Mae West, Hollywood Star of the 1930s

Comic actress and playwright Mae West was known for her bold sensuality, clever one-liners and resurrection of Paramount Studios. She was the first actress to control her own scripts. Knowing her sexy dialogue would rankle Hollywood censors, West left in offensive snippets for them to slash, allowing double entendres to tiptoe past. Not everyone approved, but many enjoyed watching a brassy bombshell speak her mind. “I never set out to make men a career,” she once remarked. “It just happened that way.”

Mae West’s Early Days

Mary Jane West was born August 17, 1893, in Brooklyn, New York, to boxer and livery stable owner John “Battlin’ Jack” West and Matilda “Tillie” Delker-Doelger, a corset model and unsuccessful actress. She began entering talent contests at age five as “Baby Mae.”

At age 12, she was performing in vaudeville as “Baby Vamp,” and introducing audiences to the sexy dance move known as the shimmy by age 18. In 1911, West debuted on Broadway with the revue “A la Broadway and Hello, Paris.” For the next 15 years, she performed both on Broadway and in vaudeville as a dancer and singer.

Sources in this Story

West’s Film Career

In 1926, West wrote and performed in a play called “Sex,” playing a hooker. The popular play was raided, and West and the cast arrested. West bailed the cast out, and refused to close the show. She sentenced to 10 days in jail, and was paid $1,000 for an interview when she got out. According to New York Magazine, she used that money to open a library at the women’s prison where she had been held.

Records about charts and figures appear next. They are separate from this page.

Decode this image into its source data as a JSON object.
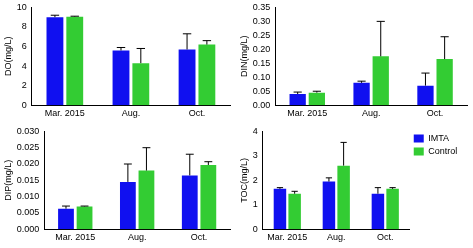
{
  "chart_data": [
    {
      "type": "bar",
      "y_label": "DO(mg/L)",
      "categories": [
        "Mar. 2015",
        "Aug.",
        "Oct."
      ],
      "series": [
        {
          "name": "IMTA",
          "color": "#1010f0",
          "values": [
            9.0,
            5.6,
            5.7
          ],
          "errors": [
            0.2,
            0.3,
            1.6
          ]
        },
        {
          "name": "Control",
          "color": "#33cc33",
          "values": [
            9.05,
            4.3,
            6.2
          ],
          "errors": [
            0.05,
            1.5,
            0.4
          ]
        }
      ],
      "ylim": [
        0,
        10
      ],
      "yticks": [
        0,
        2,
        4,
        6,
        8,
        10
      ],
      "grid": false
    },
    {
      "type": "bar",
      "y_label": "DIN(mg/L)",
      "categories": [
        "Mar. 2015",
        "Aug.",
        "Oct."
      ],
      "series": [
        {
          "name": "IMTA",
          "color": "#1010f0",
          "values": [
            0.04,
            0.08,
            0.07
          ],
          "errors": [
            0.007,
            0.006,
            0.045
          ]
        },
        {
          "name": "Control",
          "color": "#33cc33",
          "values": [
            0.045,
            0.175,
            0.165
          ],
          "errors": [
            0.005,
            0.125,
            0.08
          ]
        }
      ],
      "ylim": [
        0,
        0.35
      ],
      "yticks": [
        {
          "value": 0,
          "label": "0.00"
        },
        {
          "value": 0.05,
          "label": "0.05"
        },
        {
          "value": 0.1,
          "label": "0.10"
        },
        {
          "value": 0.15,
          "label": "0.15"
        },
        {
          "value": 0.2,
          "label": "0.20"
        },
        {
          "value": 0.25,
          "label": "0.25"
        },
        {
          "value": 0.3,
          "label": "0.30"
        },
        {
          "value": 0.35,
          "label": "0.35"
        }
      ],
      "grid": false
    },
    {
      "type": "bar",
      "y_label": "DIP(mg/L)",
      "categories": [
        "Mar. 2015",
        "Aug.",
        "Oct."
      ],
      "series": [
        {
          "name": "IMTA",
          "color": "#1010f0",
          "values": [
            0.0063,
            0.0145,
            0.0165
          ],
          "errors": [
            0.0008,
            0.0055,
            0.0065
          ]
        },
        {
          "name": "Control",
          "color": "#33cc33",
          "values": [
            0.007,
            0.018,
            0.0197
          ],
          "errors": [
            0.0001,
            0.007,
            0.001
          ]
        }
      ],
      "ylim": [
        0,
        0.03
      ],
      "yticks": [
        {
          "value": 0,
          "label": "0.000"
        },
        {
          "value": 0.005,
          "label": "0.005"
        },
        {
          "value": 0.01,
          "label": "0.010"
        },
        {
          "value": 0.015,
          "label": "0.015"
        },
        {
          "value": 0.02,
          "label": "0.020"
        },
        {
          "value": 0.025,
          "label": "0.025"
        },
        {
          "value": 0.03,
          "label": "0.030"
        }
      ],
      "grid": false
    },
    {
      "type": "bar",
      "y_label": "TOC(mg/L)",
      "categories": [
        "Mar. 2015",
        "Aug.",
        "Oct."
      ],
      "series": [
        {
          "name": "IMTA",
          "color": "#1010f0",
          "values": [
            1.65,
            1.95,
            1.45
          ],
          "errors": [
            0.05,
            0.15,
            0.25
          ]
        },
        {
          "name": "Control",
          "color": "#33cc33",
          "values": [
            1.45,
            2.6,
            1.65
          ],
          "errors": [
            0.1,
            0.95,
            0.05
          ]
        }
      ],
      "ylim": [
        0,
        4
      ],
      "yticks": [
        0,
        1,
        2,
        3,
        4
      ],
      "grid": false,
      "legend": "upper right"
    }
  ]
}
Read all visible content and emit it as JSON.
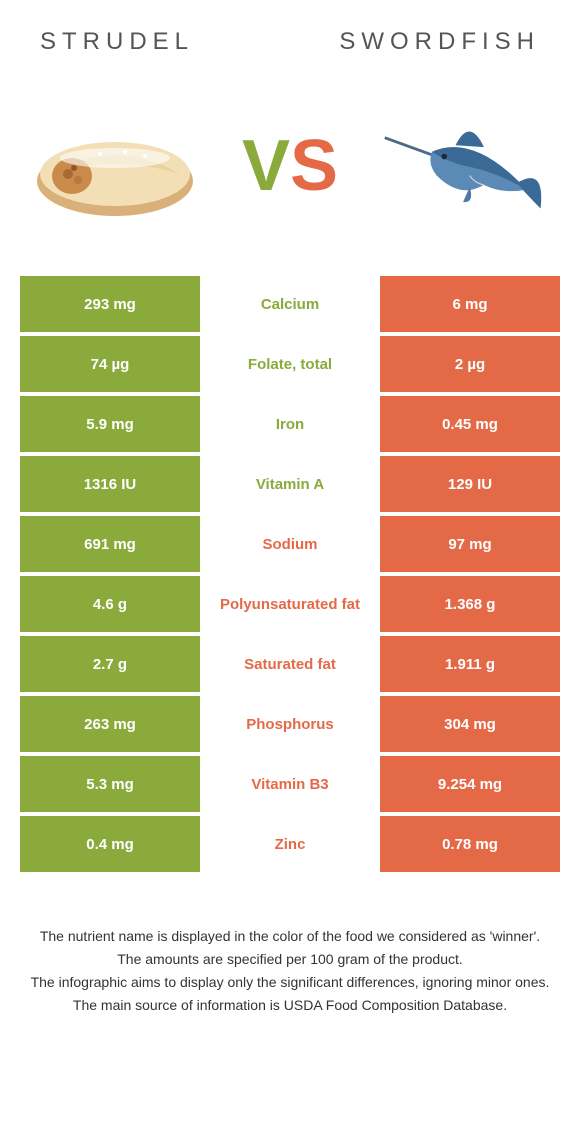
{
  "header": {
    "left_title": "Strudel",
    "right_title": "Swordfish"
  },
  "vs": {
    "v": "V",
    "s": "S"
  },
  "colors": {
    "green": "#8aaa3b",
    "orange": "#e46a47",
    "text": "#333333",
    "bg": "#ffffff"
  },
  "rows": [
    {
      "left": "293 mg",
      "label": "Calcium",
      "winner": "green",
      "right": "6 mg"
    },
    {
      "left": "74 µg",
      "label": "Folate, total",
      "winner": "green",
      "right": "2 µg"
    },
    {
      "left": "5.9 mg",
      "label": "Iron",
      "winner": "green",
      "right": "0.45 mg"
    },
    {
      "left": "1316 IU",
      "label": "Vitamin A",
      "winner": "green",
      "right": "129 IU"
    },
    {
      "left": "691 mg",
      "label": "Sodium",
      "winner": "orange",
      "right": "97 mg"
    },
    {
      "left": "4.6 g",
      "label": "Polyunsaturated fat",
      "winner": "orange",
      "right": "1.368 g"
    },
    {
      "left": "2.7 g",
      "label": "Saturated fat",
      "winner": "orange",
      "right": "1.911 g"
    },
    {
      "left": "263 mg",
      "label": "Phosphorus",
      "winner": "orange",
      "right": "304 mg"
    },
    {
      "left": "5.3 mg",
      "label": "Vitamin B3",
      "winner": "orange",
      "right": "9.254 mg"
    },
    {
      "left": "0.4 mg",
      "label": "Zinc",
      "winner": "orange",
      "right": "0.78 mg"
    }
  ],
  "footnotes": [
    "The nutrient name is displayed in the color of the food we considered as 'winner'.",
    "The amounts are specified per 100 gram of the product.",
    "The infographic aims to display only the significant differences, ignoring minor ones.",
    "The main source of information is USDA Food Composition Database."
  ]
}
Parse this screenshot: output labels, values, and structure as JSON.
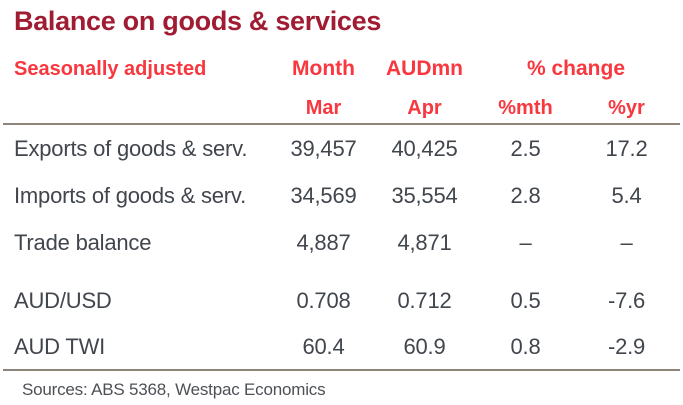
{
  "title": "Balance on goods & services",
  "colors": {
    "title_text": "#A01C33",
    "header_text": "#F8373E",
    "body_text": "#41464D",
    "rule_line": "#8E8479",
    "footer_text": "#4D5156",
    "background": "#FFFFFF"
  },
  "table": {
    "header": {
      "label": "Seasonally adjusted",
      "group_month": "Month",
      "group_audmn": "AUDmn",
      "group_pct_change": "% change",
      "sub_mar": "Mar",
      "sub_apr": "Apr",
      "sub_pct_mth": "%mth",
      "sub_pct_yr": "%yr"
    },
    "rows": [
      {
        "label": "Exports of goods & serv.",
        "mar": "39,457",
        "apr": "40,425",
        "pct_mth": "2.5",
        "pct_yr": "17.2"
      },
      {
        "label": "Imports of goods & serv.",
        "mar": "34,569",
        "apr": "35,554",
        "pct_mth": "2.8",
        "pct_yr": "5.4"
      },
      {
        "label": "Trade balance",
        "mar": "4,887",
        "apr": "4,871",
        "pct_mth": "–",
        "pct_yr": "–"
      },
      {
        "label": "AUD/USD",
        "mar": "0.708",
        "apr": "0.712",
        "pct_mth": "0.5",
        "pct_yr": "-7.6"
      },
      {
        "label": "AUD TWI",
        "mar": "60.4",
        "apr": "60.9",
        "pct_mth": "0.8",
        "pct_yr": "-2.9"
      }
    ]
  },
  "footer": {
    "sources": "Sources: ABS 5368, Westpac Economics"
  }
}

In 1932, she appeared in her first Hollywood film, “Night After Night.” It was followed by “She Done Him Wrong,” adapted from her Broadway play, “Diamond Lil,” and which included several memorable lines, such as “Is that a gun in your pocket, or are you just happy to see me?”

The movie helped Paramount, which had been near bankruptcy, and also helped make Cary Grant a star.

By 1935, she was the second highest-paid actor in the country. She made several films during the 1930s and 40s, including “I’m No Angel” (1933), “Klondike Annie” (1936) and “My Little Chickadee (1940), which also starred W.C. Fields. After 1943’s “The Heat’s On,” West’s film career went on hiatus until the 1970s.

The Woman and Her Work

The Rest of the Story

West’s last films, “Myra Breckenridge” (1970) and “Sextette” (1978), weren’t well received. Time magazine’s obituary noted, “Mae could not comprehend that anyone would find it odd to see a woman her age being romanced by men half a century younger.”

In her later years, she remained obliviously narcissistic, telling interviewers, “I look the way I did when I was 22.” West died on November 22, 1980, following complications from a stroke she suffered three months earlier.